Standard and Poor’s (S&P) Global Ratings upgraded Morocco’s short/long term economic outlook from stable to positive on Friday, highlighting the country’s tenacity in surmounting several obstacles, as well as its commitment to socioeconomic and fiscal reforms.
Despite facing shocks from the Russia-Ukraine armed conflict, the COVID-19 epidemic, and droughts, Morocco has retained access to both internal and external finance, according to the research.
S&P asserted that: “The positive outlook reflects our expectations that Morocco will build on its recent track record of implementing socio-economic and budgetary reforms, paving the way for stronger and more inclusive growth, and a reduction in budget deficits”.
One of the important reasons contributing to the revised prognosis is a significant decline in budget and current account deficits in 2023 which exceeded S&P’s estimates.
Sustained changes, particularly in industries such as tourism, automotive, and phosphates, are likely to boost economic growth.
The budget deficit fell to 4.4% of GDP, and the current account deficit shrank to 0.6% of GDP. Morocco’s yearly economic growth is expected to rise, averaging 3.6% between 2024 and 2027, thanks to strong exports and domestic demand.
Morocco’s GDP is forecast to expand by 3.4% in 2024, up from 3.1% in 2023, boosted with strong development in the tourist, automotive, and aerospace industries, before averaging 3.7% in 2025-2027.
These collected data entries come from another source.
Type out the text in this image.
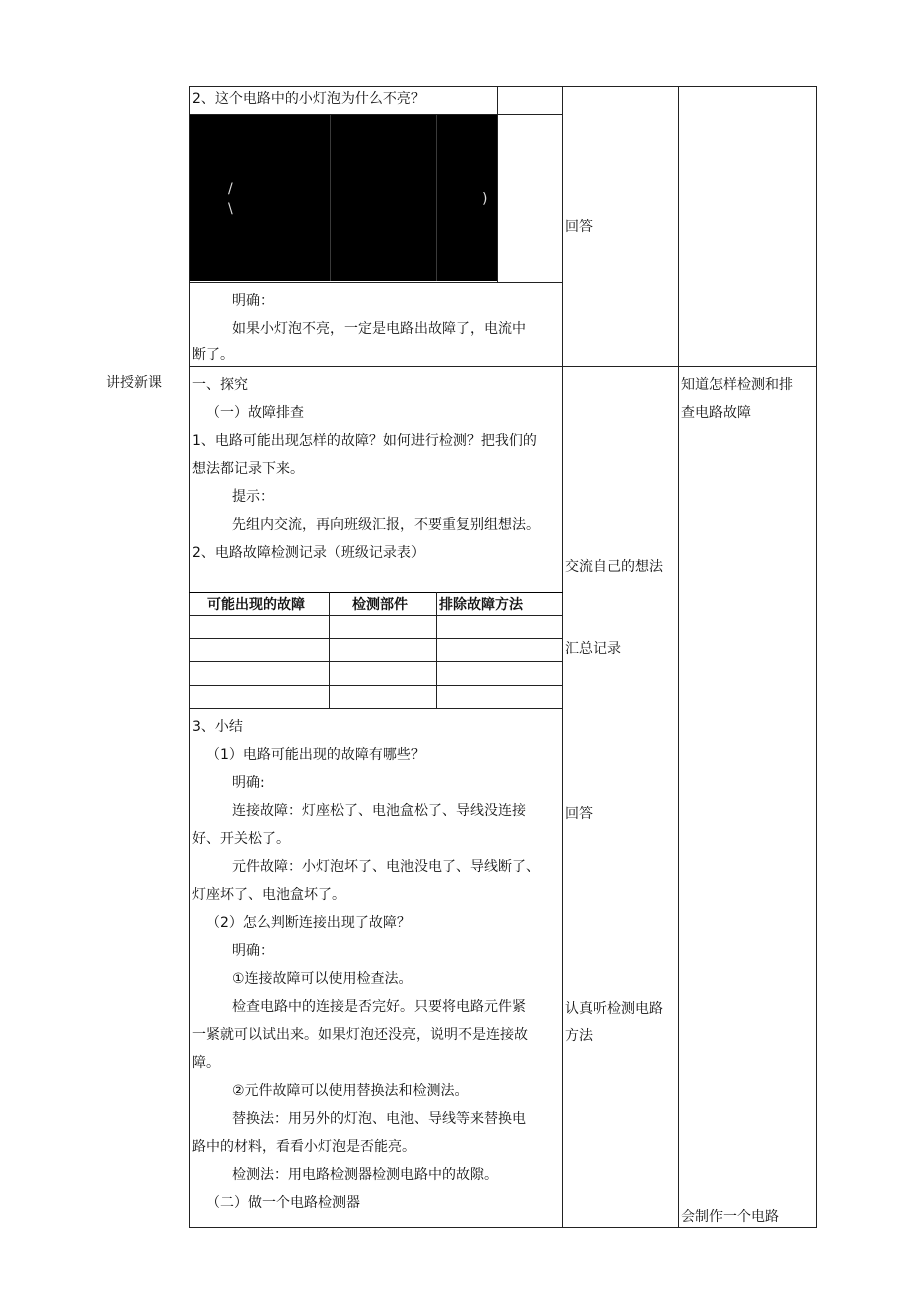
2、这个电路中的小灯泡为什么不亮？
/
\
)
明确：
如果小灯泡不亮，一定是电路出故障了，电流中
断了。
回答
讲授新课 一、探究
（一）故障排查
1、电路可能出现怎样的故障？如何进行检测？把我们的
想法都记录下来。
提示：
先组内交流，再向班级汇报，不要重复别组想法。
2、电路故障检测记录（班级记录表）
可能出现的故障	检测部件 排除故障方法
3、小结
（1）电路可能出现的故障有哪些？
明确:
连接故障：灯座松了、电池盒松了、导线没连接
好、开关松了。
元件故障：小灯泡坏了、电池没电了、导线断了、
灯座坏了、电池盒坏了。
（2）怎么判断连接出现了故障？
明确：
①连接故障可以使用检查法。
检查电路中的连接是否完好。只要将电路元件紧
一紧就可以试出来。如果灯泡还没亮，说明不是连接故
障。
②元件故障可以使用替换法和检测法。
替换法：用另外的灯泡、电池、导线等来替换电
路中的材料，看看小灯泡是否能亮。
检测法：用电路检测器检测电路中的故隙。
（二）做一个电路检测器
交流自己的想法
汇总记录
回答
认真听检测电路
方法
知道怎样检测和排
查电路故障
会制作一个电路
Economic development is expected to be boosted by higher domestic demand, lower inflation, and increased private investment, which will benefit from ongoing economic reforms and faster growth in the eurozone, Morocco’s largest trading partner.
The agency anticipates that planned large-scale initiatives will help to drive development. This includes the 2025 Africa Cup of Nations (AFCON) and the 2030 World Cup, which Morocco will host.
Morocco’s general government budget deficit will steadily reduce to 3% of GDP by 2027. Rising revenue from vital industries like phosphates and tourism, as well as ongoing budgetary changes, will boost the public finances. For example, the VAT reform seeks to simplify and unify the tax system while incentivizing formality through the development of new VAT withholding procedures. According to the 2024 appropriation bill, the change is expected to generate 1 Bln MAD by 2026.
General government debt, net of liquid assets, is expected to stay at 64% of GDP by 2027. However, Morocco’s exposure to refinancing and foreign exchange risk is rather low. As of the end of 2023, the average term of central government debt was more than seven years, with a projected average cost of 3.2% for domestic debt and 3.6% for external debt.
The study also cited the country’s continuing economic restructuring toward formalization and inclusion as a good development. Efforts to expand social protection and digitization are projected to formalize more of the economy, broaden the tax base, and reduce income gaps between cities and rural regions.
While concerns such as water shortages and reliance on rain-fed agriculture are still present, the agency stated that Morocco has implemented a comprehensive action plan to address these issues through infrastructure investment and water consumption efficiency improvements.